I came to the realization that it's terriby difficult to write about relationships when you're not in one ... and even more so, when the last time you were in a real one is about the same time dinosaurs roamed the earth (free .. not in Jurassic Park). Anyhoo, coz I'm such a great sport (and love to talk) I shall soldier on. And maybe expand my space a little.
The other day I was talking to a guy. He's young and married with 2 kids .. OK, young is relative. He's 32 (and insists he's not that young as his birthday is in September when he'll be a grand 33 (which makes me think that it's only the really young who say that ... I haven't had that comparrison since I was 8 3/4 ...)). Anyhoo, he said he admired my 'freedom'. I really wondered what he meant and have been pondering it all week.
To better visualize, I put mysef in his shoes. I figure he got married at 28 (as his first child is 4). Assuming a younger wife, let's say she got married at 26. I think at 26, I was really just begining to figure out how to place my feet in the job market. Finish high school at 18, wait for the 2 years before getting into public Uni (20), do that for 4 years (24) do my attachment for a year (25) start really working (26). I was probably just a young ditzy girl. If I'd gotten married then, would I secretely be wishing for 'freedom'? Would I wonder what it feels like to spend a Saturday morning in PJ's watchng back episodes of Olivia Pope's Scandal? Would I never thereafter have left the bar at 6 in the morning? Would opening the fridge to nothing but cold water and food gone bad have never been exprienced? Would I have missed any of this? Would I have known enough to miss them?

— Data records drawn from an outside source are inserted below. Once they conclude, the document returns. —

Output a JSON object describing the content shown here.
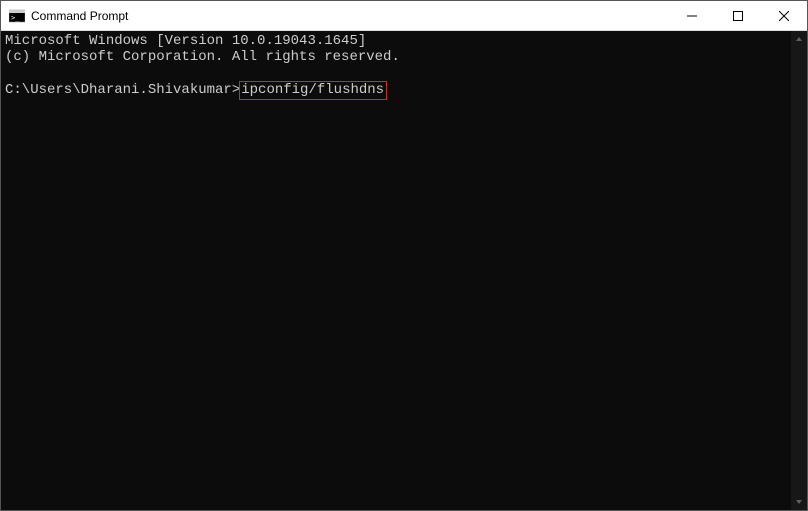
{
  "window": {
    "title": "Command Prompt"
  },
  "console": {
    "line1": "Microsoft Windows [Version 10.0.19043.1645]",
    "line2": "(c) Microsoft Corporation. All rights reserved.",
    "blank": "",
    "prompt": "C:\\Users\\Dharani.Shivakumar>",
    "command": "ipconfig/flushdns"
  }
}
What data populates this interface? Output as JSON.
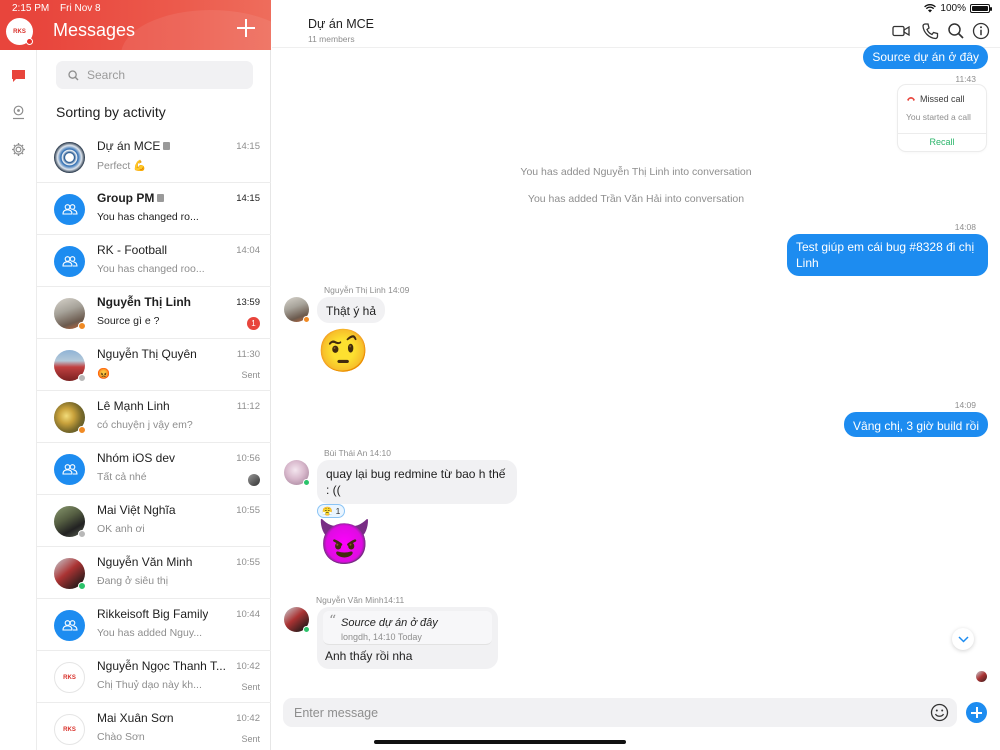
{
  "status_bar": {
    "time": "2:15 PM",
    "date": "Fri Nov 8",
    "battery": "100%"
  },
  "me": {
    "logo_text": "RKS"
  },
  "rail": {
    "icons": [
      "chat-icon",
      "map-pin-icon",
      "gear-icon"
    ]
  },
  "sidebar": {
    "title": "Messages",
    "add_icon": "plus-icon",
    "search_placeholder": "Search",
    "sort_title": "Sorting by activity"
  },
  "conversations": [
    {
      "name": "Dự án MCE",
      "preview": "Perfect 💪",
      "time": "14:15",
      "bold": false,
      "locked": true,
      "avatar": "photo1"
    },
    {
      "name": "Group PM",
      "preview": "You has changed ro...",
      "time": "14:15",
      "bold": true,
      "locked": true,
      "avatar": "group"
    },
    {
      "name": "RK - Football",
      "preview": "You has changed roo...",
      "time": "14:04",
      "bold": false,
      "locked": false,
      "avatar": "group"
    },
    {
      "name": "Nguyễn Thị Linh",
      "preview": "Source gì e ?",
      "time": "13:59",
      "bold": true,
      "unread": "1",
      "avatar": "photo2",
      "status": "orange"
    },
    {
      "name": "Nguyễn Thị Quyên",
      "preview": "😡",
      "time": "11:30",
      "sent": "Sent",
      "avatar": "photo3",
      "status": "grey"
    },
    {
      "name": "Lê Mạnh Linh",
      "preview": "có chuyện j vậy em?",
      "time": "11:12",
      "avatar": "photo4",
      "status": "orange"
    },
    {
      "name": "Nhóm iOS dev",
      "preview": "Tất cả nhé",
      "time": "10:56",
      "avatar": "group",
      "seen": true
    },
    {
      "name": "Mai Việt Nghĩa",
      "preview": "OK anh ơi",
      "time": "10:55",
      "avatar": "photo5",
      "status": "grey"
    },
    {
      "name": "Nguyễn Văn Minh",
      "preview": "Đang ở siêu thị",
      "time": "10:55",
      "avatar": "photo6",
      "status": "green"
    },
    {
      "name": "Rikkeisoft Big Family",
      "preview": "You has added Nguy...",
      "time": "10:44",
      "avatar": "group"
    },
    {
      "name": "Nguyễn Ngọc Thanh T...",
      "preview": "Chị Thuỷ dạo này kh...",
      "time": "10:42",
      "sent": "Sent",
      "avatar": "logo"
    },
    {
      "name": "Mai Xuân Sơn",
      "preview": "Chào Sơn",
      "time": "10:42",
      "sent": "Sent",
      "avatar": "logo"
    }
  ],
  "chat": {
    "title": "Dự án MCE",
    "members": "11 members",
    "header_icons": [
      "video-icon",
      "phone-icon",
      "search-icon",
      "info-icon"
    ],
    "msg_out_1": "Source dự án ở đây",
    "time_1143": "11:43",
    "call_card": {
      "title": "Missed call",
      "subtitle": "You started a call",
      "action": "Recall"
    },
    "sys_1": "You has added Nguyễn Thị Linh into conversation",
    "sys_2": "You has added Trần Văn Hải into conversation",
    "time_1408": "14:08",
    "msg_out_2": "Test giúp em cái bug #8328 đi chị Linh",
    "sender_linh": "Nguyễn Thị Linh 14:09",
    "msg_linh": "Thật ý hả",
    "emoji_linh": "🤨",
    "time_1409": "14:09",
    "msg_out_3": "Vâng chị, 3 giờ build rồi",
    "sender_an": "Bùi Thái An 14:10",
    "msg_an": "quay lại bug redmine từ bao h thế : ((",
    "reaction": {
      "emoji": "😤",
      "count": "1"
    },
    "emoji_an": "😈",
    "sender_minh": "Nguyễn Văn Minh14:11",
    "quote": {
      "text": "Source dự án ở đây",
      "meta": "longdh, 14:10 Today"
    },
    "msg_minh": "Anh thấy rồi nha",
    "composer_placeholder": "Enter message"
  }
}
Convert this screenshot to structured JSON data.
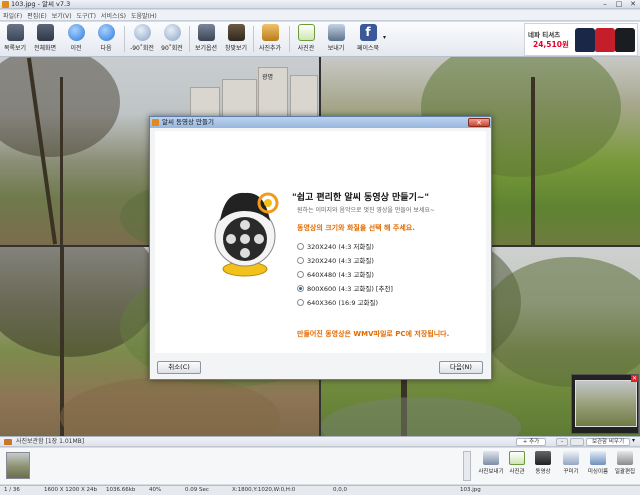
{
  "window": {
    "title": "103.jpg - 알씨 v7.3"
  },
  "menu": [
    "파일(F)",
    "편집(E)",
    "보기(V)",
    "도구(T)",
    "서비스(S)",
    "도움말(H)"
  ],
  "toolbar": {
    "items": [
      {
        "label": "목록보기",
        "icon": "list-view-icon"
      },
      {
        "label": "전체화면",
        "icon": "fullscreen-icon"
      },
      {
        "label": "이전",
        "icon": "prev-arrow-icon"
      },
      {
        "label": "다음",
        "icon": "next-arrow-icon"
      },
      {
        "label": "-90˚회전",
        "icon": "rotate-left-icon"
      },
      {
        "label": "90˚회전",
        "icon": "rotate-right-icon"
      },
      {
        "label": "보기옵션",
        "icon": "view-options-icon"
      },
      {
        "label": "창맞보기",
        "icon": "fit-window-icon"
      },
      {
        "label": "사진추가",
        "icon": "add-photo-icon"
      },
      {
        "label": "사진관",
        "icon": "photo-studio-icon"
      },
      {
        "label": "보내기",
        "icon": "send-icon"
      },
      {
        "label": "페이스북",
        "icon": "facebook-icon"
      }
    ],
    "more": "▾"
  },
  "ad": {
    "line1": "네파 티셔츠",
    "line2": "24,510원"
  },
  "photos": {
    "sign": "광명"
  },
  "dialog": {
    "title": "알씨 동영상 만들기",
    "heading": "\"쉽고 편리한 알씨 동영상 만들기~\"",
    "subtitle": "원하는 이미지와 음악으로 멋진 영상을 만들어 보세요~",
    "prompt": "동영상의 크기와 화질을 선택 해 주세요.",
    "options": [
      {
        "label": "320X240 (4:3 저화질)",
        "selected": false
      },
      {
        "label": "320X240 (4:3 고화질)",
        "selected": false
      },
      {
        "label": "640X480 (4:3 고화질)",
        "selected": false
      },
      {
        "label": "800X600 (4:3 고화질) [추천]",
        "selected": true
      },
      {
        "label": "640X360 (16:9 고화질)",
        "selected": false
      }
    ],
    "note": "만들어진 동영상은 WMV파일로 PC에 저장됩니다.",
    "cancel": "취소(C)",
    "next": "다음(N)"
  },
  "tray": {
    "label": "사진보관함 [1장 1.01MB]",
    "add": "+ 추가",
    "storage": "보관함 비우기",
    "actions": [
      {
        "label": "사진보내기",
        "icon": "send-photo-icon"
      },
      {
        "label": "사진관",
        "icon": "photo-studio-icon"
      },
      {
        "label": "동영상",
        "icon": "video-icon"
      },
      {
        "label": "꾸미기",
        "icon": "decorate-icon"
      },
      {
        "label": "미싱이름",
        "icon": "rename-icon"
      },
      {
        "label": "일괄편집",
        "icon": "batch-edit-icon"
      }
    ]
  },
  "status": {
    "index": "1 / 36",
    "dimensions": "1600 X 1200 X 24b",
    "filesize": "1036.66kb",
    "zoom": "40%",
    "time": "0.09 Sec",
    "coords": "X:1800,Y:1020,W:0,H:0",
    "pos": "0,0,0",
    "filename": "103.jpg"
  },
  "colors": {
    "accent": "#e26a00",
    "titlebar": "#97b6de"
  }
}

I guess life takes us through the paths meant for us. Maybe if I'd gotten married young (and for those of you who keep shaking their heads, 26 in my opinion is really rather young) I would be the satisfied settled mother of 5 & happy like a pig in mud. Maybe I'd be the suicidal wife of a successful doctor who couldn't fathom why I felt that death was a better alternative than life with him, whose only fault was deseperatey loving me (a book I read .. a little morbid). Maybe I'd spend my life wondering about the road not travelled. There's a song in Pocahontas (the motion picture) that speaks of spending life wondering what's just around the river bend. Lucky for her, the script was crafted in such a way that she found out immediately after she finished singing the song. Real life doesn't generally work out that way .. not least because we don't generally spend our days singing with the spirits found in trees for inspiration (and instrumentation).
So here's my words of wisdom: life is what you make of it. And everday is a new day, with a new page to choose what the story of your future shall be. But the key is not to get stuck either looking at the past wondering what if you'd taken a different path or staring blankly ahead trying to figure out what will be coming along just around the river bend. Take a breath and live out the here and now. It's all any of us really ever have.